If you are anything like me, cabbage is one of those vegetables that you eat because it's available, cheap, and not bad. No disgust, but no real excitement either.
This recipe turned me from a person who bought cabbage because a recipe called for it to a person who keeps asking Oscar the next time he's going to make it.
Fast, simple, cheap, and mouthwateringly good. Really, how can you ask for more than that?
Cabbage Salad with Mustard Seeds from World Vegetarian by Madhur Jaffrey.

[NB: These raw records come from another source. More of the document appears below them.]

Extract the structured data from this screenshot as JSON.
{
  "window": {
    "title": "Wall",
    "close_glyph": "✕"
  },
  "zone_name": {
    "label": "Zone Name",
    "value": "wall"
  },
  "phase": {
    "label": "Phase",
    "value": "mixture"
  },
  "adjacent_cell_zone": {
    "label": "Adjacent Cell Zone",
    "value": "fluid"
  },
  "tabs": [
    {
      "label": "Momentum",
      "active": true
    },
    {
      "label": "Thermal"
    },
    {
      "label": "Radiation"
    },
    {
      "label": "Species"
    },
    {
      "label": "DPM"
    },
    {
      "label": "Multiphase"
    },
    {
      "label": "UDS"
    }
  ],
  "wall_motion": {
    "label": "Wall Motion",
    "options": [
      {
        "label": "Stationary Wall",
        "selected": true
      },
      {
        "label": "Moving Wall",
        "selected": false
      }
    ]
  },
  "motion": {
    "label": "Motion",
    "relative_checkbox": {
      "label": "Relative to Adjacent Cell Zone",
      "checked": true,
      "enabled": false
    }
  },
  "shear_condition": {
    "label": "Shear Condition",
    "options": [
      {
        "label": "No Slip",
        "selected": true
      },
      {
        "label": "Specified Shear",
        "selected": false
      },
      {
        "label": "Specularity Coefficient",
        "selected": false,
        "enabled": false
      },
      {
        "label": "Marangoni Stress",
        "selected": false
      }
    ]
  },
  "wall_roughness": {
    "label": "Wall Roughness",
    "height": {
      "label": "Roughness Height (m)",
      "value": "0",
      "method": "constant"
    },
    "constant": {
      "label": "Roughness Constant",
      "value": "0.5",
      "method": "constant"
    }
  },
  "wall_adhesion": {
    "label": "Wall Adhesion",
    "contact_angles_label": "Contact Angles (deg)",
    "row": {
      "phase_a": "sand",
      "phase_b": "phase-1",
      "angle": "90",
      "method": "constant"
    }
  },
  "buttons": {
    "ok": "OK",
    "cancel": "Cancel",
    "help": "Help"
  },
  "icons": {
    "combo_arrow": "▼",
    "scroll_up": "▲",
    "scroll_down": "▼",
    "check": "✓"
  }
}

6 well packed cups (1 lb or 0.5 kilo) shredded green cabbage
1 medium carrot, peeled and coarsely grated
1 to 2 hot green chiles, cut into fine shreds*
1/5 tsp salt
2 tbsp red wine vinegar
0.25 tsp cayenne
2 tbsp peanut or canola (rapeseed) oil
1 tsp whole brown mustard seeds
Combine cabbage, carrot, chiles, salt, vinegar, and cayenne in a large bowl and toss well to mix. Put the oil into a small frying pan and set over medium high heat. When hot, add the mustard seeds. As soon as the mustard seeds begin to pop (a matter of seconds), pour the oil and seeds over the salad. Toss well to mix. Set aside for one hour or longer, refrigerating if necessary.
*I don't think Oscar adds green chiles. You can probably up the cayenne if you want a spicier salad.
Trust me, this is astoundingly good.